PROVIDENCE, R.I. (WPRI) – The biggest reason employment growth in Rhode Island failed to keep pace with the national recovery after the Great Recession was job losses at local colleges and hospitals, according to a new study.
The study by Mark Maggi, an economist at OSHA’s Boston office, examined why job growth was only 5.1% in Rhode Island from June 2009 to June 2016, barely half the national level of 10.1% over the same period. He found that more than half that gap would have been closed if Rhode Island had matched the national rate of employment growth in education and health services.
“The main takeaway from our analysis of Rhode Island’s industry employment data for 2009 and 2016 is the disparity between the growth rates in the education and health services supersector in the United States and Rhode Island,” Maggi wrote. “This particular supersector was a significant generator of job growth in the nation in the most recent period of economic recovery.”
The study was published in the September issue of Beyond the Numbers, a monthly publication of the U.S. Bureau of Labor Statistics.

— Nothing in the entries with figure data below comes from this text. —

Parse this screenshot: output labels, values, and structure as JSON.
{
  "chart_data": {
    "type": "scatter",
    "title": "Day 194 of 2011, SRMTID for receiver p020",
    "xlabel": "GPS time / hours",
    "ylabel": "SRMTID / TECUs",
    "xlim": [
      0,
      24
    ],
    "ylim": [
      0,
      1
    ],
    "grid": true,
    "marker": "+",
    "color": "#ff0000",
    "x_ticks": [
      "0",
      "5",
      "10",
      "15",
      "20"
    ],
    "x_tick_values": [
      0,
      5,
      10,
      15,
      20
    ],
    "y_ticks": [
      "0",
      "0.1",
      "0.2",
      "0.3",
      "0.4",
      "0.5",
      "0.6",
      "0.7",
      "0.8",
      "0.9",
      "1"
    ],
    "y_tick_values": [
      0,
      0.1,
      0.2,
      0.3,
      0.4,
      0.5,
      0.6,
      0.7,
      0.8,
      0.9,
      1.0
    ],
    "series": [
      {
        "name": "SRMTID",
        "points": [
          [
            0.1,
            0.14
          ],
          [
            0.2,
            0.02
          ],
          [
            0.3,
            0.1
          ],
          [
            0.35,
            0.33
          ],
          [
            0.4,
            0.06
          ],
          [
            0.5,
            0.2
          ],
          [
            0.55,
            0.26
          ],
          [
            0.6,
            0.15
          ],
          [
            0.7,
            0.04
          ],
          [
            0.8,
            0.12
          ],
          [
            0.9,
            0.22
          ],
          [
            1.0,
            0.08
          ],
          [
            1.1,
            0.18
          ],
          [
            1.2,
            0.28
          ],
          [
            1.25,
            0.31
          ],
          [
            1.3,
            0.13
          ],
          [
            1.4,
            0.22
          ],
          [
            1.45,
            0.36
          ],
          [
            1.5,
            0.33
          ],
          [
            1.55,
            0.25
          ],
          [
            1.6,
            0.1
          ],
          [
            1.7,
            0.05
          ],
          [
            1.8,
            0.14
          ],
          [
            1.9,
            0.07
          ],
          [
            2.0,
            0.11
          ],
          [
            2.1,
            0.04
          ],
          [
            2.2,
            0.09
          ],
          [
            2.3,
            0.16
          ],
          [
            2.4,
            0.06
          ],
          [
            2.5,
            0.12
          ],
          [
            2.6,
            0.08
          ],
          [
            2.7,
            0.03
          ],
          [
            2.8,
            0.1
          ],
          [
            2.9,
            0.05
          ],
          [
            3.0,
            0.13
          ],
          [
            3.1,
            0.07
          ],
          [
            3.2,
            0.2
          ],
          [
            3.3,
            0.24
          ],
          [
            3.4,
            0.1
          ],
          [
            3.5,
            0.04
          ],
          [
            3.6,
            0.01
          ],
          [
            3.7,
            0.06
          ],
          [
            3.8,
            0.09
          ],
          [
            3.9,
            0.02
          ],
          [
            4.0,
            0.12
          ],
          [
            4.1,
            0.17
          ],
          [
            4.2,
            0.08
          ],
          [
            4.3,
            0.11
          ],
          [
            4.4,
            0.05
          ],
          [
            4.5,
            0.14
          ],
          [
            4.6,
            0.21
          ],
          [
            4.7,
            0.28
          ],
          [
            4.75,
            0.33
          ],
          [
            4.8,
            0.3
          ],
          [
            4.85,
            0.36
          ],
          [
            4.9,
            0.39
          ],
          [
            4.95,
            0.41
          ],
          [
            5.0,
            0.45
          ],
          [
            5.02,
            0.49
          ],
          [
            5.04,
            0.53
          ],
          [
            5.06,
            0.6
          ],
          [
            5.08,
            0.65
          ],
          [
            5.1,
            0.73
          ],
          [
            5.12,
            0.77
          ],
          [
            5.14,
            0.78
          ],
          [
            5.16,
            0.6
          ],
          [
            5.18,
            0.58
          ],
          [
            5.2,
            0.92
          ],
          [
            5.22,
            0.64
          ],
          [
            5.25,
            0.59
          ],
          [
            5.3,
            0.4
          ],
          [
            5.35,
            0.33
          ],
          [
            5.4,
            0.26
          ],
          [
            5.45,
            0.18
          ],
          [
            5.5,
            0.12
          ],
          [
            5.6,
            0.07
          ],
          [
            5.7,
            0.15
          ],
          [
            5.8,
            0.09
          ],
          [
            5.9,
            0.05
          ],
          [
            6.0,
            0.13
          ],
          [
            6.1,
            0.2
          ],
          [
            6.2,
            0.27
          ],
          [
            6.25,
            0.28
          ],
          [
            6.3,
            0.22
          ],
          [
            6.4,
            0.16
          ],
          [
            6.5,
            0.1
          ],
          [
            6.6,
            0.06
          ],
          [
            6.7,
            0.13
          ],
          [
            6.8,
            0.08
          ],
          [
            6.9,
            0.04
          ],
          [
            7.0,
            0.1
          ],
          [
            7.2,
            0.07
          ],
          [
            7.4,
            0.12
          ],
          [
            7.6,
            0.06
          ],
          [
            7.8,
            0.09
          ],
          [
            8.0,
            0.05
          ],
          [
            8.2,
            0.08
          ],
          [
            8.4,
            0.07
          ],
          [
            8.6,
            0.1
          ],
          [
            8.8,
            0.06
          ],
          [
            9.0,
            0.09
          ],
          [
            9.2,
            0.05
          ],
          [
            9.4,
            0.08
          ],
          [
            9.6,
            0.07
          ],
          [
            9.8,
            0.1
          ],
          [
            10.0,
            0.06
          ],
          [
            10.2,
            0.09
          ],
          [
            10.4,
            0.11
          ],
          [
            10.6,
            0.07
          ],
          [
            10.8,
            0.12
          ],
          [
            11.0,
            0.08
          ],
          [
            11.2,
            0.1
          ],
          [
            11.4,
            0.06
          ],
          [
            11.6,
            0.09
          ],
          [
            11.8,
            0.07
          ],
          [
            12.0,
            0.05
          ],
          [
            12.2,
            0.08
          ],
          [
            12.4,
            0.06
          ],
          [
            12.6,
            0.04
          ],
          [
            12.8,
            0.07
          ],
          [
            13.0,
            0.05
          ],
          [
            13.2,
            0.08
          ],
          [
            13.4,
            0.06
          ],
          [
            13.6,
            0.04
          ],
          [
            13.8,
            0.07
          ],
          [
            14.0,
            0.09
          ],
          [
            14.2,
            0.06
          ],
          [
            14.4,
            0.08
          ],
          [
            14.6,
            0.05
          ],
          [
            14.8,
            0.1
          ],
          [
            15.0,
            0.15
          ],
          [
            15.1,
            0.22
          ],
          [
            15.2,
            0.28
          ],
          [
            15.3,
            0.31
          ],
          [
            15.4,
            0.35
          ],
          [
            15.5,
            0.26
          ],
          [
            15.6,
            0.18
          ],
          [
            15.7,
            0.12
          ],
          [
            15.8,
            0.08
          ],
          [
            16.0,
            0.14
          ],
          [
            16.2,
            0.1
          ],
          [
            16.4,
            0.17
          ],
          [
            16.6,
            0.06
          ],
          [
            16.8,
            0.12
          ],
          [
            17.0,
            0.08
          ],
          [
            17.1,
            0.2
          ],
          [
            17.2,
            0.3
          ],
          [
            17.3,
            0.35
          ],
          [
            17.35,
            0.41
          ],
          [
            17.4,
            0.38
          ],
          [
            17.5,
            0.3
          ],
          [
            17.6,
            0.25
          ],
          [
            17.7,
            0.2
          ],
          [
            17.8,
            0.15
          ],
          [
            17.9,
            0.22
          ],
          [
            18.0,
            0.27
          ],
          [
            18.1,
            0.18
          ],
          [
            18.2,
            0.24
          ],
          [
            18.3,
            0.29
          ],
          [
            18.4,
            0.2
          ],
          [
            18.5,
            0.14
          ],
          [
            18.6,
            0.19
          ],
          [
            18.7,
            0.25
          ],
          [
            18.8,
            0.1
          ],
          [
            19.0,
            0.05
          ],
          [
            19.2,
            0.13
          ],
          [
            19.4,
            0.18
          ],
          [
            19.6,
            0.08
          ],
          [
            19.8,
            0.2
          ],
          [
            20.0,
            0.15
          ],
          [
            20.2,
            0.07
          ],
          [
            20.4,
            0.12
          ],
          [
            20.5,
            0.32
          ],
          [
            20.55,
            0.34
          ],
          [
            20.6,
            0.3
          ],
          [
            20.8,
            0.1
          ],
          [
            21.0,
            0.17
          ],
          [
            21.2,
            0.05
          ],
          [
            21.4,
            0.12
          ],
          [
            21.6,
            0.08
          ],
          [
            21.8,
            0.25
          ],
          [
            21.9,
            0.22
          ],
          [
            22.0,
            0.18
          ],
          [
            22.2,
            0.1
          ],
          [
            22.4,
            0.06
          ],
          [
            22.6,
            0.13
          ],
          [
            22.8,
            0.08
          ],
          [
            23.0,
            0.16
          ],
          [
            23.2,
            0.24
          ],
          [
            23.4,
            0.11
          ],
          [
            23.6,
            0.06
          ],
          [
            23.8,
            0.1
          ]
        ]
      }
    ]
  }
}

During the seven-year period following the Great Recession, the U.S. saw a 10.5% increase in the number of jobs in education and health care, but Rhode Island actually saw the industry’s job count shrink by 0.2%. The state would have gained more than 13,000 additional jobs over that period if its growth rate had matched the national one.
Two other major supersectors – trade/transportation/utilities and manufacturing – also underperformed the national economy in Rhode Island, costing the state roughly 8,700 jobs from mid-2009 to mid-2016, according to Maggi’s calculations.